Written by Aaron Lacy
In this randomized control trial studying out-of-hospital RSI, rocuronium was a little worse than succinylcholine in first-pass success rate. In journal club speak…rocuronium failed to show it was non-inferior to succinylcholine.
Why does this matter?
Succinylcholine and rocuronium are the two most commonly used paralytics in the United States, and everyone seems to have their favorite. If either were associated with higher success in RSI, it would have massive implications in clinical practice.
This was a multicenter noninferiority trial in which 1,248 adults undergoing prehospital RSI in France were randomized to either succinylcholine or rocuronium. The primary outcome, first-pass success rate, was 74.6% for rocuronium versus 79.4% for succinylcholine (1-sided 97.5% CI, -9% to ∞), with the confidence interval exceeding the noninferiority margin of 7%. So what do we do with this information? A higher first-pass success rate is associated with fewer complications than multiple attempts. In this study, however, even though succinylcholine was associated with higher first-pass success rate, that group had more intubation-related complications than those intubated with rocuronium. This was a pre-hospital study in France, with medical doctors attempting intubation, and may not be generalizable to the United States, where non-physicians normally perform out-of-hospital RSI. In the U.S., RSI first-pass success rates in the emergency department seem to be no different based on paralytic choice. Also, physicians were not blinded to the drug. Perhaps they timed the attempt better after they watched fasciculations from succinylcholine come and go.

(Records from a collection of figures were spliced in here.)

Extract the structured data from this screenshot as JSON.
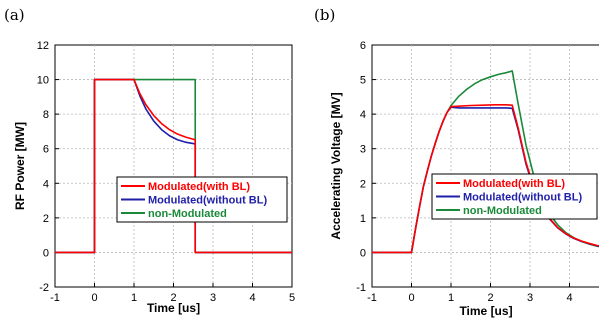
{
  "chart_data": [
    {
      "panel_label": "(a)",
      "type": "line",
      "xlabel": "Time [us]",
      "ylabel": "RF Power [MW]",
      "xlim": [
        -1,
        5
      ],
      "ylim": [
        -2,
        12
      ],
      "xticks": [
        -1,
        0,
        1,
        2,
        3,
        4,
        5
      ],
      "yticks": [
        -2,
        0,
        2,
        4,
        6,
        8,
        10,
        12
      ],
      "grid": true,
      "legend_position": "center-right",
      "series": [
        {
          "name": "Modulated(with BL)",
          "color": "#ff0000",
          "x": [
            -1,
            0,
            0,
            1,
            1.15,
            1.3,
            1.5,
            1.7,
            1.9,
            2.1,
            2.3,
            2.5,
            2.55,
            2.55,
            5
          ],
          "y": [
            0,
            0,
            10,
            10,
            9.18,
            8.55,
            7.92,
            7.45,
            7.1,
            6.85,
            6.68,
            6.55,
            6.52,
            0,
            0
          ]
        },
        {
          "name": "Modulated(without BL)",
          "color": "#1f1fa8",
          "x": [
            -1,
            0,
            0,
            1,
            1.15,
            1.3,
            1.5,
            1.7,
            1.9,
            2.1,
            2.3,
            2.5,
            2.55,
            2.55,
            5
          ],
          "y": [
            0,
            0,
            10,
            10,
            9.05,
            8.3,
            7.6,
            7.1,
            6.75,
            6.52,
            6.38,
            6.3,
            6.28,
            0,
            0
          ]
        },
        {
          "name": "non-Modulated",
          "color": "#1a8a3a",
          "x": [
            -1,
            0,
            0,
            2.55,
            2.55,
            5
          ],
          "y": [
            0,
            0,
            10,
            10,
            0,
            0
          ]
        }
      ]
    },
    {
      "panel_label": "(b)",
      "type": "line",
      "xlabel": "Time [us]",
      "ylabel": "Accelerating Voltage [MV]",
      "xlim": [
        -1,
        5
      ],
      "ylim": [
        -1,
        6
      ],
      "xticks": [
        -1,
        0,
        1,
        2,
        3,
        4
      ],
      "yticks": [
        -1,
        0,
        1,
        2,
        3,
        4,
        5,
        6
      ],
      "grid": true,
      "legend_position": "center-right",
      "series": [
        {
          "name": "Modulated(with BL)",
          "color": "#ff0000",
          "x": [
            -1,
            0,
            0.1,
            0.2,
            0.3,
            0.4,
            0.5,
            0.6,
            0.7,
            0.8,
            0.9,
            1.0,
            1.2,
            1.5,
            1.8,
            2.1,
            2.4,
            2.55,
            2.7,
            2.9,
            3.1,
            3.3,
            3.5,
            3.7,
            3.9,
            4.1,
            4.3,
            4.5,
            4.7,
            4.9,
            5.0
          ],
          "y": [
            0,
            0,
            0.67,
            1.3,
            1.9,
            2.35,
            2.78,
            3.15,
            3.5,
            3.8,
            4.05,
            4.22,
            4.23,
            4.25,
            4.26,
            4.27,
            4.27,
            4.26,
            3.6,
            2.6,
            1.87,
            1.35,
            0.98,
            0.72,
            0.55,
            0.42,
            0.33,
            0.26,
            0.2,
            0.16,
            0.14
          ]
        },
        {
          "name": "Modulated(without BL)",
          "color": "#1f1fa8",
          "x": [
            -1,
            0,
            0.1,
            0.2,
            0.3,
            0.4,
            0.5,
            0.6,
            0.7,
            0.8,
            0.9,
            1.0,
            1.2,
            1.5,
            1.8,
            2.1,
            2.4,
            2.55,
            2.7,
            2.9,
            3.1,
            3.3,
            3.5,
            3.7,
            3.9,
            4.1,
            4.3,
            4.5,
            4.7,
            4.9,
            5.0
          ],
          "y": [
            0,
            0,
            0.67,
            1.3,
            1.9,
            2.35,
            2.78,
            3.15,
            3.5,
            3.8,
            4.05,
            4.2,
            4.18,
            4.18,
            4.18,
            4.18,
            4.18,
            4.17,
            3.55,
            2.55,
            1.83,
            1.32,
            0.96,
            0.71,
            0.54,
            0.41,
            0.32,
            0.25,
            0.19,
            0.15,
            0.13
          ]
        },
        {
          "name": "non-Modulated",
          "color": "#1a8a3a",
          "x": [
            -1,
            0,
            0.1,
            0.2,
            0.3,
            0.4,
            0.5,
            0.6,
            0.7,
            0.8,
            0.9,
            1.0,
            1.2,
            1.4,
            1.6,
            1.8,
            2.0,
            2.2,
            2.4,
            2.55,
            2.7,
            2.9,
            3.1,
            3.3,
            3.5,
            3.7,
            3.9,
            4.1,
            4.3,
            4.5,
            4.7,
            4.9,
            5.0
          ],
          "y": [
            0,
            0,
            0.67,
            1.3,
            1.9,
            2.35,
            2.78,
            3.15,
            3.5,
            3.8,
            4.05,
            4.25,
            4.52,
            4.72,
            4.88,
            5.0,
            5.08,
            5.15,
            5.2,
            5.25,
            4.3,
            3.1,
            2.2,
            1.55,
            1.1,
            0.8,
            0.58,
            0.43,
            0.32,
            0.24,
            0.18,
            0.14,
            0.12
          ]
        }
      ]
    }
  ]
}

Given that this study is not particularly generalizable to my patient circumstances, along with the conflicting findings, I will continue to let the clinical scenario dictate my use of rocuronium versus succinylcholine for RSI in the emergency department.
Effect of Rocuronium vs Succinylcholine on Endotracheal Intubation Success Rate Among Patients Undergoing Out-of-Hospital Rapid Sequence Intubation: A Randomized Clinical Trial. JAMA. 2019 Dec 17;322(23):2303-2312. doi: 10.1001/jama.2019.18254.